Amazon.co.jp
名シナリオライター倉本聰が、任侠映画の大スター高倉健にエールをおくるべく記した脚本を、降旗康男監督が映画化。裏切り者の兄貴分(池部良)を殺した罪で服役していた加納秀次(高倉健)は、彼の忘れ形見(池上季実子)に「ブラジルの伯父さん」と偽って獄中から養育費を送り続けていた。そして15年の刑期を終えて、出所した彼を待ち受けていたものとは…。

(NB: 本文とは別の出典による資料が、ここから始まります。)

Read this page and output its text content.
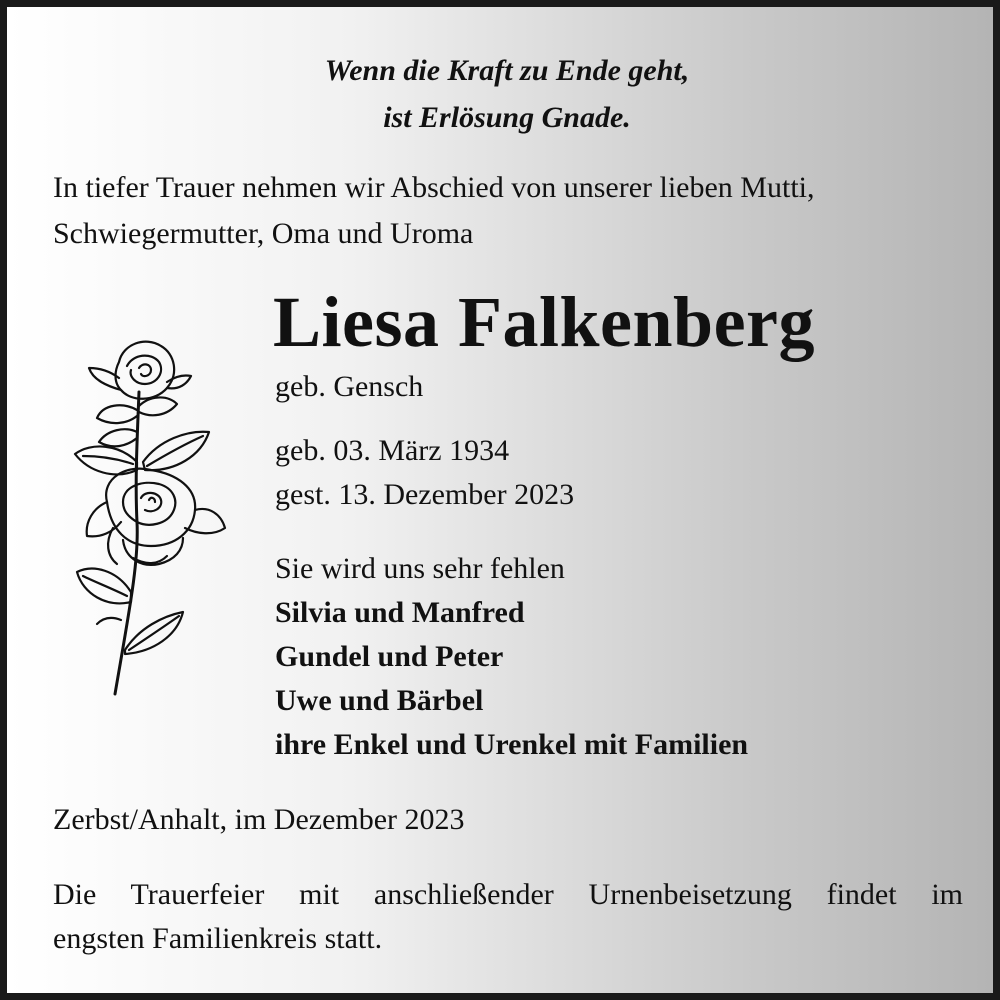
Wenn die Kraft zu Ende geht,
ist Erlösung Gnade.
In tiefer Trauer nehmen wir Abschied von unserer lieben Mutti,
Schwiegermutter, Oma und Uroma
Liesa Falkenberg
geb. Gensch
geb. 03. März 1934
gest. 13. Dezember 2023
Sie wird uns sehr fehlen
Silvia und Manfred
Gundel und Peter
Uwe und Bärbel
ihre Enkel und Urenkel mit Familien
Zerbst/Anhalt, im Dezember 2023
Die Trauerfeier mit anschließender Urnenbeisetzung findet im
engsten Familienkreis statt.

時代の波に取り残された男の悲哀に「足長おじさん」の要素をミックスし、まさに「その後の任侠」映画といったテイストに貫かれた秀作。健さん映画の常連俳優が勢ぞろいしているのもうれしく、特に無口な板前を演じた小林稔侍は、これが出世作となった。親分(藤田進)が収集しているシャガールの絵に代表される、枯れた淡々とした味わい。クロード・チアリの哀切漂うギターの音色もやるせない。(的田也寸志)
内容(「キネマ旬報社」データベースより)
脚本家・倉本聰が挑む東映ヤクザ映画の世界。殺した相手の娘を気にかけ、伯父と偽り文通を続ける一方、堅気になれずヤクザの世界で破滅していく男の姿を描いたドラマ。仁侠映画独特の派手なアクションはなく、重厚な文芸調作品に仕上がっている。